Myanmar: Opposition unter Aung San Suu Kyi gewinnt Parlamentswahl
Tausende Anhänger von Oppositionsführerin Aung San Suu Kyi feiern den Sieg bei der Parlamentswahl in Myanmar. FOTO: afp, RG/tbr
Rangun. Nachdem sich die NLD von Oppositionsführerin Aung San Suu Kyi bereits am Montag zur Siegerin der Wahl vom Sonntag erklärt hatte, hat nun die Regierungspartei ihre Niederlage eingeräumt.

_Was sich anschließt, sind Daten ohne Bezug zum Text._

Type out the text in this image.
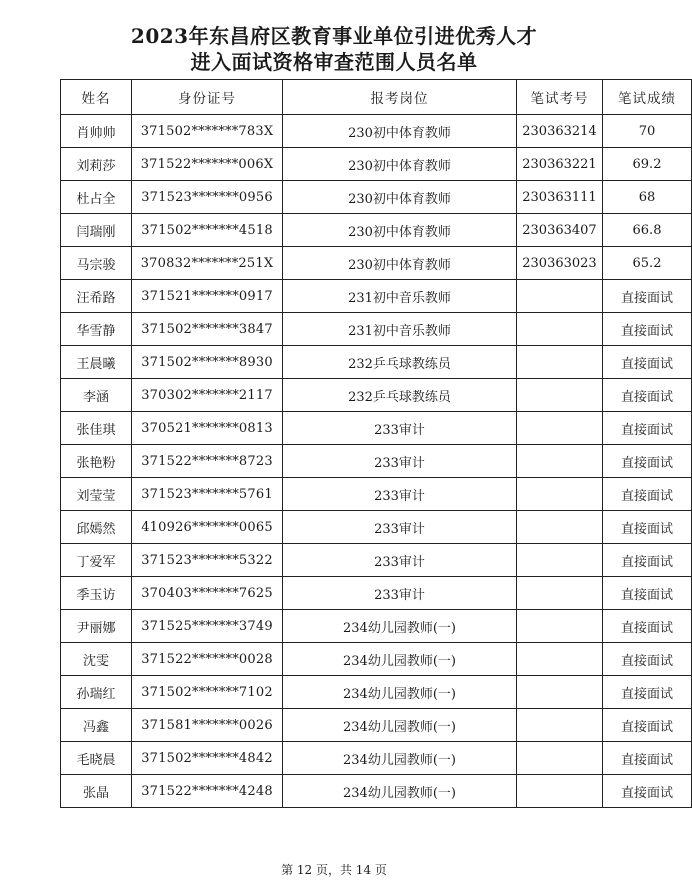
2023年东昌府区教育事业单位引进优秀人才
进入面试资格审查范围人员名单
姓名	身份证号	报考岗位	笔试考号	笔试成绩
肖帅帅	371502*******783X	230初中体育教师	230363214	70
刘莉莎	371522*******006X	230初中体育教师	230363221	69.2
杜占全	371523*******0956	230初中体育教师	230363111	68
闫瑞刚	371502*******4518	230初中体育教师	230363407	66.8
马宗骏	370832*******251X	230初中体育教师	230363023	65.2
汪希路	371521*******0917	231初中音乐教师		直接面试
华雪静	371502*******3847	231初中音乐教师		直接面试
王晨曦	371502*******8930	232乒乓球教练员		直接面试
李涵	370302*******2117	232乒乓球教练员		直接面试
张佳琪	370521*******0813	233审计		直接面试
张艳粉	371522*******8723	233审计		直接面试
刘莹莹	371523*******5761	233审计		直接面试
邱嫣然	410926*******0065	233审计		直接面试
丁爱军	371523*******5322	233审计		直接面试
季玉访	370403*******7625	233审计		直接面试
尹丽娜	371525*******3749	234幼儿园教师(一)		直接面试
沈雯	371522*******0028	234幼儿园教师(一)		直接面试
孙瑞红	371502*******7102	234幼儿园教师(一)		直接面试
冯鑫	371581*******0026	234幼儿园教师(一)		直接面试
毛晓晨	371502*******4842	234幼儿园教师(一)		直接面试
张晶	371522*******4248	234幼儿园教师(一)		直接面试
第 12 页，共 14 页
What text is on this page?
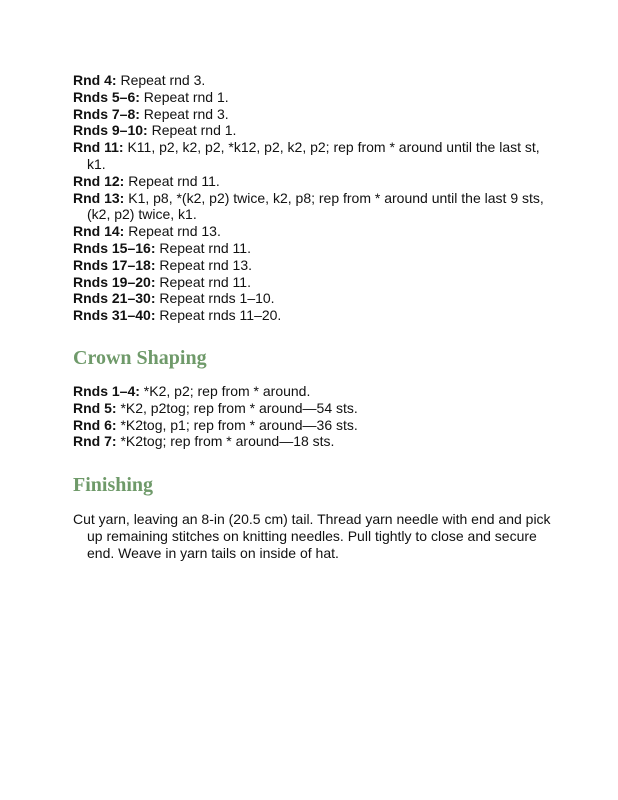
Rnd 4: Repeat rnd 3.

Rnds 5–6: Repeat rnd 1.

Rnds 7–8: Repeat rnd 3.

Rnds 9–10: Repeat rnd 1.

Rnd 11: K11, p2, k2, p2, *k12, p2, k2, p2; rep from * around until the last st, k1.

Rnd 12: Repeat rnd 11.

Rnd 13: K1, p8, *(k2, p2) twice, k2, p8; rep from * around until the last 9 sts, (k2, p2) twice, k1.

Rnd 14: Repeat rnd 13.

Rnds 15–16: Repeat rnd 11.

Rnds 17–18: Repeat rnd 13.

Rnds 19–20: Repeat rnd 11.

Rnds 21–30: Repeat rnds 1–10.

Rnds 31–40: Repeat rnds 11–20.

Crown Shaping

Rnds 1–4: *K2, p2; rep from * around.

Rnd 5: *K2, p2tog; rep from * around—54 sts.

Rnd 6: *K2tog, p1; rep from * around—36 sts.

Rnd 7: *K2tog; rep from * around—18 sts.

Finishing

Cut yarn, leaving an 8-in (20.5 cm) tail. Thread yarn needle with end and pick up remaining stitches on knitting needles. Pull tightly to close and secure end. Weave in yarn tails on inside of hat.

"Unsere USDP hat komplett verloren. Die NLD hat gewonnen", sagte das führende USDP-Mitglied Kyi Win am Dienstag im der Parteizentrale in Naypyidaw. Die Wahl am Sonntag war die erste freie Parlamentswahl in Myanmar seit 25 Jahren.

Die NLD von Aung San Suu Kyi liegt nach eigenen Angaben mit mehr als 70 Prozent der Sitze vorne, für eine Mehrheit sind 67 Prozent nötig. Von den bislang ausgezählten 54 Sitzen im Unterhaus gewann die Partei der Friedensnobelpreisträgerin Suu Kyi 49, lediglich drei Sitze gingen an die bisher regierende USDP. Das amtliche Endergebnis wird erst in einigen Tagen erwartet.

Die NLD hatte bereits 1990 die Parlamentswahl deutlich gewonnen, das Militär weigerte sich aber, das Ergebnis anzuerkennen. Suu Kyi musste daraufhin 20 Jahre im Hausarrest verbringen. Vor vier Jahren wurde die Militärherrschaft im ehemaligen Birma beendet und die Macht an eine formal zivile Regierung unter dem ehemaligen Junta-Führer General Thein Sein übertragen.